Great for Meal Prepping
1 oz, dry, yields mashed potato made with milk (from dry) is also a great option for meal prepping. You can make a big batch of mashed potatoes and portion them out into containers for easy reheating throughout the week. They're a great side dish to pair with lean proteins and vegetables for a balanced meal. Meal prepping is a great way to save time and ensure that you're getting nourishing meals throughout the week. Try adding this recipe to your meal prep rotation.
Versatile Base for Various Flavors
1 oz, dry, yields mashed potato made with milk (from dry) is a versatile base for various flavors. You can add in herbs, garlic, cheese, or any other flavorings you like to customize the dish to your liking. This recipe is a great starting point for creating your own unique mashed potato creations.

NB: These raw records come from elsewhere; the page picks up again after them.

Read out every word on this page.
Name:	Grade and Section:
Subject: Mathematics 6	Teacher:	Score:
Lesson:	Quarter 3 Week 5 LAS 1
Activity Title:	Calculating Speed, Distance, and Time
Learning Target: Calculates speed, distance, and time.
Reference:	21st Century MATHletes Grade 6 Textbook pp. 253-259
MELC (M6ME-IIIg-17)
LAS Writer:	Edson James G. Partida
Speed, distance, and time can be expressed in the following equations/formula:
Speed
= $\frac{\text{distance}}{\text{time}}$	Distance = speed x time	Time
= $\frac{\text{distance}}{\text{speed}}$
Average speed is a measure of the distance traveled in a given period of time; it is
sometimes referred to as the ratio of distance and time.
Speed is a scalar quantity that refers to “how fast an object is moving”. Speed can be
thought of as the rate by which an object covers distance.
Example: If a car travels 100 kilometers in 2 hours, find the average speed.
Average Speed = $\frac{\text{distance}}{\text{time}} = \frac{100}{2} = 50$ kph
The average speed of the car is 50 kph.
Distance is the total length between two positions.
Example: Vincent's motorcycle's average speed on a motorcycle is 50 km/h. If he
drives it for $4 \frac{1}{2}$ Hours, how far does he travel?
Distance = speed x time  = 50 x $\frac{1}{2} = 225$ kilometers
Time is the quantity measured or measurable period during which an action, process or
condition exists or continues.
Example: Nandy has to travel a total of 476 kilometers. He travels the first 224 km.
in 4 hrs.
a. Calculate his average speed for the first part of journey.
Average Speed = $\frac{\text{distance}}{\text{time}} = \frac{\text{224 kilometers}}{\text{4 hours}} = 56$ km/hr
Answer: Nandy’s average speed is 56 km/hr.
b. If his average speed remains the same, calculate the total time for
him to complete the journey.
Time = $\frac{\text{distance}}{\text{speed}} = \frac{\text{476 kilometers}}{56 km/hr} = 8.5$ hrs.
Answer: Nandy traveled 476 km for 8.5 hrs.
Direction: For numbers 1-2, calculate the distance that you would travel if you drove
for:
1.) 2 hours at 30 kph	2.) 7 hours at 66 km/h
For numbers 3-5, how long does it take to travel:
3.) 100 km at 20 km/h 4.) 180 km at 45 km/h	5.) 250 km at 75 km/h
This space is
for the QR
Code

Suitable for Vegetarian Diet
1 oz, dry, yields mashed potato made with milk (from dry) is a suitable option for those following a vegetarian diet. It's a great side dish to pair with vegetarian proteins like tofu or tempeh, and it's packed with nutrients like calcium and carbohydrates. If you're looking for a vegetarian-friendly dish that's also nutritious and delicious, give this recipe a try.
Calcium Rich
1 oz, dry, yields mashed potato made with milk (from dry) is a great source of calcium. Calcium is an important nutrient for building and maintaining strong bones, and it's also necessary for muscle function and nerve transmission. Adding this recipe to your diet can help ensure that you're getting enough calcium each day.
High Carbohydrate Content
1 oz, dry, yields mashed potato made with milk (from dry) is also a good source of carbohydrates. Carbohydrates are the body's primary source of energy, and they're important for fueling both physical and mental activity. Adding this recipe to your diet can help provide the energy you need to power through your day.

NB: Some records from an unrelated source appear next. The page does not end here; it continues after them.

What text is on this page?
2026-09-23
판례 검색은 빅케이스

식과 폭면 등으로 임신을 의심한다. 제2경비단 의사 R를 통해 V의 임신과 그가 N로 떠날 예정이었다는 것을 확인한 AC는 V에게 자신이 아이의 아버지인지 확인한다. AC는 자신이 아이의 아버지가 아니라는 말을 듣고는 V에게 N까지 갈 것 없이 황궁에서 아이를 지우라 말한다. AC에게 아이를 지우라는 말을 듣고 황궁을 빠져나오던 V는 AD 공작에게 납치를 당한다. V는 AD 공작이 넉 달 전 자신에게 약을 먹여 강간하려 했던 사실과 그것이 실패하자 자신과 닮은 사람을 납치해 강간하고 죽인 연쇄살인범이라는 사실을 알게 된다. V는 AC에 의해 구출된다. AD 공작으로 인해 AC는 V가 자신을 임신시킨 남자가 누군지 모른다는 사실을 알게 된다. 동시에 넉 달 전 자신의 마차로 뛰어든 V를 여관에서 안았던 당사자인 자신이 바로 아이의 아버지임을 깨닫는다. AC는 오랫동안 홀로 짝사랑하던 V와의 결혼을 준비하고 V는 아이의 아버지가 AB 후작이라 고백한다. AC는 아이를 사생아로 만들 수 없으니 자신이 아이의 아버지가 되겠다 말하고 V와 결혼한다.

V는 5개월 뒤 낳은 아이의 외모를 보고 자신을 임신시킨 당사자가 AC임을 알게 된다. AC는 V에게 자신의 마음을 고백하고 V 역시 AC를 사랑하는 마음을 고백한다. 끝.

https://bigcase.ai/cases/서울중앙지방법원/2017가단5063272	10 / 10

Appropriate for Gluten-Free Diet
1 oz, dry, yields mashed potato made with milk (from dry) is also appropriate for a gluten-free diet. For those with celiac disease or gluten intolerance, it can be difficult to find safe and satisfying side dishes. This recipe is a great option for those following a gluten-free diet, as it's made with ingredients that are naturally free from gluten.
Nutritious and Filling
1 oz, dry, yields mashed potato made with milk (from dry) is both nutritious and filling. It's packed with important nutrients like calcium and carbohydrates, and it's also a great source of fiber. If you're looking for a healthy and satisfying side dish, give this recipe a try.
Good mashed potatoes are a labor of love. - Alton Brown
Frequently Asked Questions about 1 Oz, Dry, Yields Mashed Potato made with Milk (from Dry) 98 calories
1. How many servings does 1 oz dry yield?

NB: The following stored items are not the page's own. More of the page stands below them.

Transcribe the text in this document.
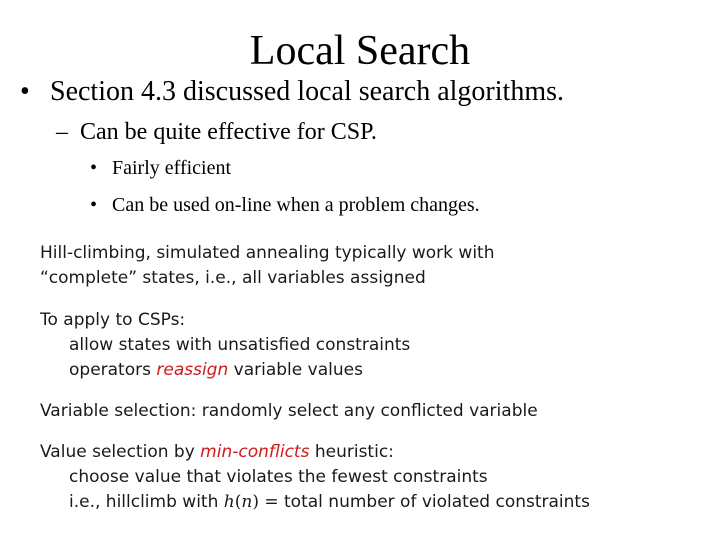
Local Search
• Section 4.3 discussed local search algorithms.
– Can be quite effective for CSP.
• Fairly efficient
• Can be used on-line when a problem changes.
Hill-climbing, simulated annealing typically work with
“complete” states, i.e., all variables assigned
To apply to CSPs:
allow states with unsatisfied constraints
operators reassign variable values
Variable selection: randomly select any conflicted variable
Value selection by min-conflicts heuristic:
choose value that violates the fewest constraints
i.e., hillclimb with h(n) = total number of violated constraints
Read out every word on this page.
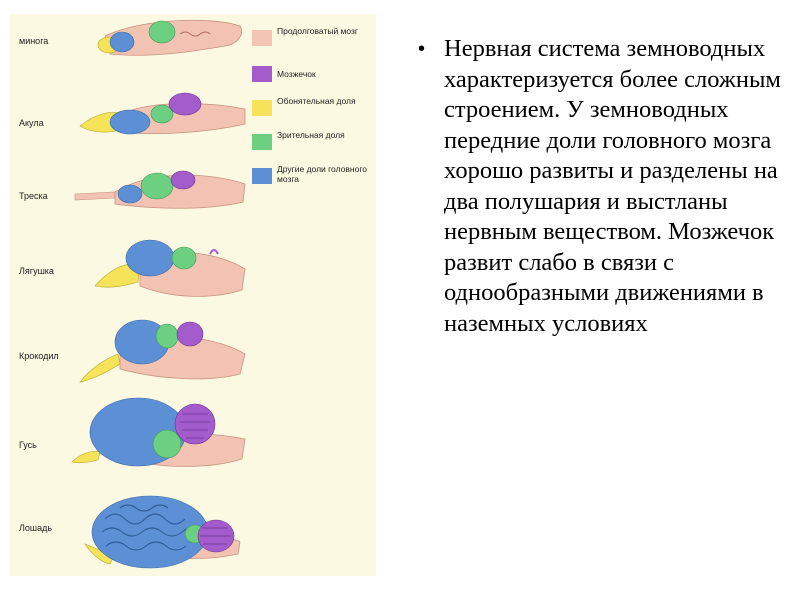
минога
Акула
Треска
Лягушка
Крокодил
Гусь
Лошадь
Продолговатый мозг
Мозжечок
Обонятельная доля
Зрительная доля
Другие доли головного мозга
• Нервная система земноводных характеризуется более сложным строением. У земноводных передние доли головного мозга хорошо развиты и разделены на два полушария и выстланы нервным веществом. Мозжечок развит слабо в связи с однообразными движениями в наземных условиях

One ounce of dry mashed potato will yield about 1/4 cup of mashed potatoes once prepared. This serving size contains around 98 calories.
2. Can I use water instead of milk to prepare the mashed potato?
Yes, you can use water instead of milk to prepare the mashed potato. However, the mashed potato may not be as creamy or flavorful as it would be with milk.
3. Are there any other nutritional benefits to this dish?
Mashed potatoes made with milk can provide some calcium, potassium, and vitamin B12. However, they are often high in carbs and can be high in fat if made with butter or cream.
4. How can I make this dish healthier?
To make mashed potatoes healthier, consider using low-fat milk or a plant-based alternative instead of full-fat milk. You can also add herbs and spices for flavor instead of butter or cream. Additionally, consider adding some veggies, such as cauliflower or carrots, for a nutrient boost.
5. What are some creative ways to use leftover mashed potatoes?
You can use leftover mashed potatoes to make potato pancakes, shepherd's pie, or loaded potato skins. You can also add them to soups or stews for a creamy texture. Leftover mashed potatoes can also be frozen and used as a side dish later on.